17. The errors of law can be characterised, therefore, as a mistake of fact, a failure to consider documentary evidence and a failure to adequately apply the Tribunal’s country guidance in respect of the issue of documentation.

18. In light of the above, it is not necessary to traverse the remaining three grounds as the above substantiated errors are material and sufficient to set aside the decision, but I will simply observe that I do not accept the Judge failed to assess credibility “in the round” and failed to apply settled refugee law. The Judge clearly considered the evidence in the round and said so at [24], and gave adequate reasons for his conclusions. It is the manner and route by which he reached those conclusions that is flawed for the reasons given above. The remaining ground challenge’s the Judge’s failure to assess the Appellant’s sur place claim. This I find is without merit. The Appellant’s claim was not put on a sur place basis and, in any event, the Judge dealt with that claim within the context of the evidence (at [14] & [41]).

19. I turn to the question of disposal. I remind myself of the decisions in AEB v SSHD [2022] EWCA Civ 1512 and Begum [2023] UKUT 00046 (IAC) and the nature and extent of the necessary fact-finding, (see §7.2(b) of the Senior President’s Practice Statement). Both representatives agreed with me that this was an appropriate case that would need to be remitted back to the First-tier Tribunal.

Notice of Decision

The making of the decision of the First-tier Tribunal did involve the making of errors on a point of law.

I set aside the decision of the First-tier Tribunal with no preserved findings of fact.
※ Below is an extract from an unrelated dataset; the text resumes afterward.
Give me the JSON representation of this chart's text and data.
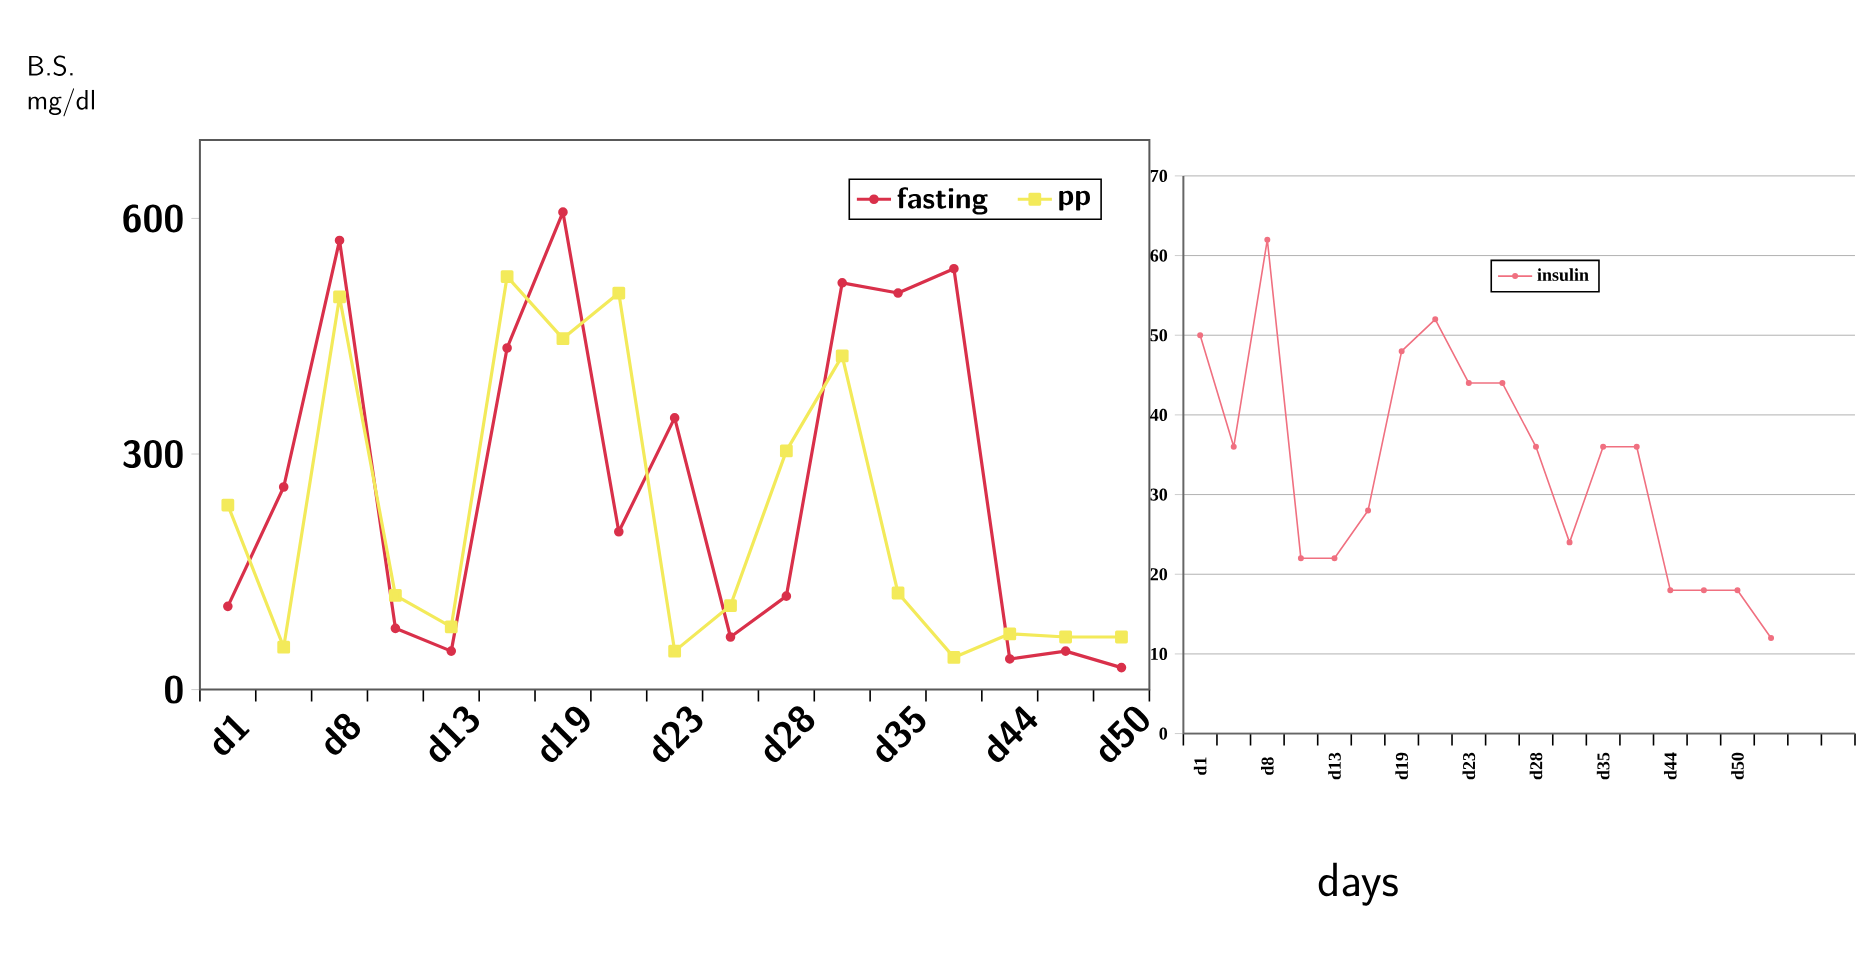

I remit this appeal to the First-tier Tribunal for a complete rehearing by a judge other than Judge Davey.
Anonymity Order
An Anonymity Order was made by the Upper Tribunal on 3 August 2023. It continues to apply.
Direction Regarding Anonymity – Rule 14 of the Tribunal Procedure (Upper Tribunal) Rules 2008
Unless and until a Tribunal or court directs otherwise, the Appellant is granted anonymity. No report of these proceedings shall directly or indirectly identify him or any member of his family. This direction applies both to the Appellant and to the Respondent. Failure to comply with this direction could lead to contempt of court proceedings.